Cases concerning cardiovascular and systemic disorders were detected, in particular dabigatran‐associated myocardial infarction (MI) and acute myocardial infarction; evidence of this potential association already emerged from the RE‐LY pre‐authorization trial 5 and other studies 15, 16, 31, although results did not always achieve statistical significance 12, 32. We observed an increased risk of MI associated with rivaroxaban, which is not acknowledged in SmPCs. Again, apixaban had no statistical association with MI. Artang et al. showed no difference in the rate of MI among warfarin versus factor Xa inhibitors users 16; conversely, very recent studies conclude that only dabigatran has some evidence of cardiovascular risk, not supporting potential increased MI risk with direct Xa factor inhibitors 33, 34. In addition, it has to be borne in mind that in our analysis we have not accounted for patients' underlying diseases, although AF is a known risk factor for MI.

According to Caldeira et al., current evidence does not exclude the use of any DOAC in patients with AF for the prevention of acute coronary events 34. However, further efforts need to be made in order to clarify the comparative coronary safety of DOACs.

Statistical analysis highlighted a positive association with angina pectoris for both rivaroxaban and dabigatran; this ADR is acknowledged in rivaroxaban SmPCs, but not in that of dabigatran.
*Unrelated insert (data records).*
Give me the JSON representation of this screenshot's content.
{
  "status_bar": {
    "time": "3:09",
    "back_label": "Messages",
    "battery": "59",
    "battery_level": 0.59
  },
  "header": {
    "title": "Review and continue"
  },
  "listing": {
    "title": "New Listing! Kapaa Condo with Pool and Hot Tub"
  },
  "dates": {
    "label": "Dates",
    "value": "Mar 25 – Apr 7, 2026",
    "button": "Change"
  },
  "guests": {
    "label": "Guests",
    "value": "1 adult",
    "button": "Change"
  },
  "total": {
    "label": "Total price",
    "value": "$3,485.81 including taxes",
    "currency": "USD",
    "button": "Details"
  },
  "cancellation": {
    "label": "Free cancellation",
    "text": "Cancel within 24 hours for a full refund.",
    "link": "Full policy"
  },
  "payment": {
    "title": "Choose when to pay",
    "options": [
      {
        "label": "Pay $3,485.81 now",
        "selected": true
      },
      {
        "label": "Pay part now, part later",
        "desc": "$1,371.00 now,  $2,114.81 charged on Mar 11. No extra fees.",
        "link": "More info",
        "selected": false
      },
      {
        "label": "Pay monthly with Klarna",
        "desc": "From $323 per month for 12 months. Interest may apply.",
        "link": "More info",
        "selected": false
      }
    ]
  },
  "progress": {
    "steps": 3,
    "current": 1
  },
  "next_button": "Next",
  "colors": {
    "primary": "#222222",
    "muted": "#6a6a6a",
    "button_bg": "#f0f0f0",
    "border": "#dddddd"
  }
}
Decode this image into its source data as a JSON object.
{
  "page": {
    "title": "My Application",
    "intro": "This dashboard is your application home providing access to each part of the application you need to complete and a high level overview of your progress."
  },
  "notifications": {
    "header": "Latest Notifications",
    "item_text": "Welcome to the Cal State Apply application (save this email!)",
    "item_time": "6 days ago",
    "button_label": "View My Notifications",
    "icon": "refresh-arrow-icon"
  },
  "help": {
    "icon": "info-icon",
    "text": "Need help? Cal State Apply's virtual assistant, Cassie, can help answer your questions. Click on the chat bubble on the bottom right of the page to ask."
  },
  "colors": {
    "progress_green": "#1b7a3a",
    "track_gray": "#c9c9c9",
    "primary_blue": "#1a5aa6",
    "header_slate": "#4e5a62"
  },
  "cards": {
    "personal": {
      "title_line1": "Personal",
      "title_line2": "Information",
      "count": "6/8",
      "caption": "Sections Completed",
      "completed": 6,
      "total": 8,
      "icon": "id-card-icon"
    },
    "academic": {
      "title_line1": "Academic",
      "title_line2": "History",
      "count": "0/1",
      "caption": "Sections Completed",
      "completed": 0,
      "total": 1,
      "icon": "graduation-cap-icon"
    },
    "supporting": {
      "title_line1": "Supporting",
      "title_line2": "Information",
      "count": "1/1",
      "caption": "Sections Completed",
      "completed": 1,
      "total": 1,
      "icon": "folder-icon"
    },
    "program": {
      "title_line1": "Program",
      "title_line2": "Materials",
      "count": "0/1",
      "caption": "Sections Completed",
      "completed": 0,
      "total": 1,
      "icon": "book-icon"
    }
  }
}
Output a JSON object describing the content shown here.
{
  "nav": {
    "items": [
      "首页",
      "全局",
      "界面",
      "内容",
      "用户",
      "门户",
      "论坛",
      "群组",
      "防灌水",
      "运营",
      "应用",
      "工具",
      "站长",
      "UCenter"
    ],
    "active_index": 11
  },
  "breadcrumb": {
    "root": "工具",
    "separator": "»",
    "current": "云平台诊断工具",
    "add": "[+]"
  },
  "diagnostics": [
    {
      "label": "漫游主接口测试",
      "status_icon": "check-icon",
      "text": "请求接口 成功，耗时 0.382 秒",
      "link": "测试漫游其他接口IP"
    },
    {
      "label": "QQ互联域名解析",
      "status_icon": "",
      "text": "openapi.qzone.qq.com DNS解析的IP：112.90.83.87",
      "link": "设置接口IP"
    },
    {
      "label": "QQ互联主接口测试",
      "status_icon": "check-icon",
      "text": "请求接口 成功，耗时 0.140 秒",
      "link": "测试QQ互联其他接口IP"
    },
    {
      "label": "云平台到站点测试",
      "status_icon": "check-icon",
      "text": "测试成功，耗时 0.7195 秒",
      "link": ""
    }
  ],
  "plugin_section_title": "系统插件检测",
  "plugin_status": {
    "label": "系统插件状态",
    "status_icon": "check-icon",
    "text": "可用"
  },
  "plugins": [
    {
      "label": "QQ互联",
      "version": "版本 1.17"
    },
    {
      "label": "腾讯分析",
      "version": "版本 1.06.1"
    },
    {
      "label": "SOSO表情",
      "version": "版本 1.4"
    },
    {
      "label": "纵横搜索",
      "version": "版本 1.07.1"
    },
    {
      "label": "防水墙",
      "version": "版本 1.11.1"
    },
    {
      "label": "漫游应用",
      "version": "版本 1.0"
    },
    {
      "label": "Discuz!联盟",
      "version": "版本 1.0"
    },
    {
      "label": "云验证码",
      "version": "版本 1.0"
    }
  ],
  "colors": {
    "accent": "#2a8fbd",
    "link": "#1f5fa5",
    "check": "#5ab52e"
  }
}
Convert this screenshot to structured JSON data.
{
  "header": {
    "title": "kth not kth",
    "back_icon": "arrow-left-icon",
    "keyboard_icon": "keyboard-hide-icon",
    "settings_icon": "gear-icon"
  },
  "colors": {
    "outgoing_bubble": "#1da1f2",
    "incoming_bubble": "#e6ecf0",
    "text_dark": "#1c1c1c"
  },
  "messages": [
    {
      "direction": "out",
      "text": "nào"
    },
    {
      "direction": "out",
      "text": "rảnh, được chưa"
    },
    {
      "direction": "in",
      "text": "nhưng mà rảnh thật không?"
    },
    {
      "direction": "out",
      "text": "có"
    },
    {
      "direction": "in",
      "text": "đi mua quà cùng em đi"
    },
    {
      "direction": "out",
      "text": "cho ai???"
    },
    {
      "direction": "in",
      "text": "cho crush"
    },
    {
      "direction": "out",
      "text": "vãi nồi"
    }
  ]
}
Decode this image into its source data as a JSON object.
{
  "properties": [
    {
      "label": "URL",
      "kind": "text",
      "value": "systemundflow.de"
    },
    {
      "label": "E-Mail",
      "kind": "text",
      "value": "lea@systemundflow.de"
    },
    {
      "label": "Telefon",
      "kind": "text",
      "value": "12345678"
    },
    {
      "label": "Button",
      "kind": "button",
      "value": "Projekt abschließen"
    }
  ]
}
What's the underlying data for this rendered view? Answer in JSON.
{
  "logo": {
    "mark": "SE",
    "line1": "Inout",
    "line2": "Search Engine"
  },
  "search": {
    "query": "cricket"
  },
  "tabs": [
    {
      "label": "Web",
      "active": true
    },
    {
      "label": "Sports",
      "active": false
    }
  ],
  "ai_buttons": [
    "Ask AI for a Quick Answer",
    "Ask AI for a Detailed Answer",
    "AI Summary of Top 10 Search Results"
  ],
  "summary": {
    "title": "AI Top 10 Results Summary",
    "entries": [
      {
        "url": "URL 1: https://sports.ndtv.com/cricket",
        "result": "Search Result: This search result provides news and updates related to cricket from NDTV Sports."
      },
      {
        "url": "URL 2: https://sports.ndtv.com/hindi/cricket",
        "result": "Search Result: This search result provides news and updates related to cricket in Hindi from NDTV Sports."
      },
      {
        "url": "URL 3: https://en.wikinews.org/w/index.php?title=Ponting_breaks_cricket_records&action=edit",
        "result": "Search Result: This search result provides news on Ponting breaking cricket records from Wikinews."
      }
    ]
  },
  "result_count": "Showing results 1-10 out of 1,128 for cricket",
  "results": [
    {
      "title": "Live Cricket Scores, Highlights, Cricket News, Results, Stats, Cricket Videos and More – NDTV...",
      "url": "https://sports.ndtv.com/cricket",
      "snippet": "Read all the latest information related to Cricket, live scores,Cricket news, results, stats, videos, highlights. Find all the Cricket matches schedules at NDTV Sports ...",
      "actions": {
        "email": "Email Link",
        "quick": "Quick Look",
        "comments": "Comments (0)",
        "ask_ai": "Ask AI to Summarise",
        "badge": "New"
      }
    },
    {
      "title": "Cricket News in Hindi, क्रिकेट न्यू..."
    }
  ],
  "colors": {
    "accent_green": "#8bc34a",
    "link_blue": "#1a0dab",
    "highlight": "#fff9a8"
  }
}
In our research, all DOACs were significantly associated with cardiac failure in both the overall and the individual analysis; nonetheless, it has to be underlined that AF is present in 20–52% of patients with heart failure, and vice versa, hence the onset of these cardiac disorders is strictly connected 35.

We reported a notable number of strokes and thromboembolic events, which resulted statistically significant for all DOACs compared to warfarin; in addition, dabigatran was statistically associated with disseminated intravascular coagulation. The assessment of these adverse events is complicated for the following reasons: firstly, data from literature do not support this possibility, since in meta‐analyses and in Phase III trials, DOACs showed reduced risk of stroke and systemic embolism compared to warfarin 9. Moreover, AF is a noteworthy risk factor for stroke and all‐cause mortality, particularly in older people 36; and finally, we lack information about patients’ clinical status, comorbidities and possible drug interactions.

Another aspect we evaluated in our study is the potential DOACs induced liver injury.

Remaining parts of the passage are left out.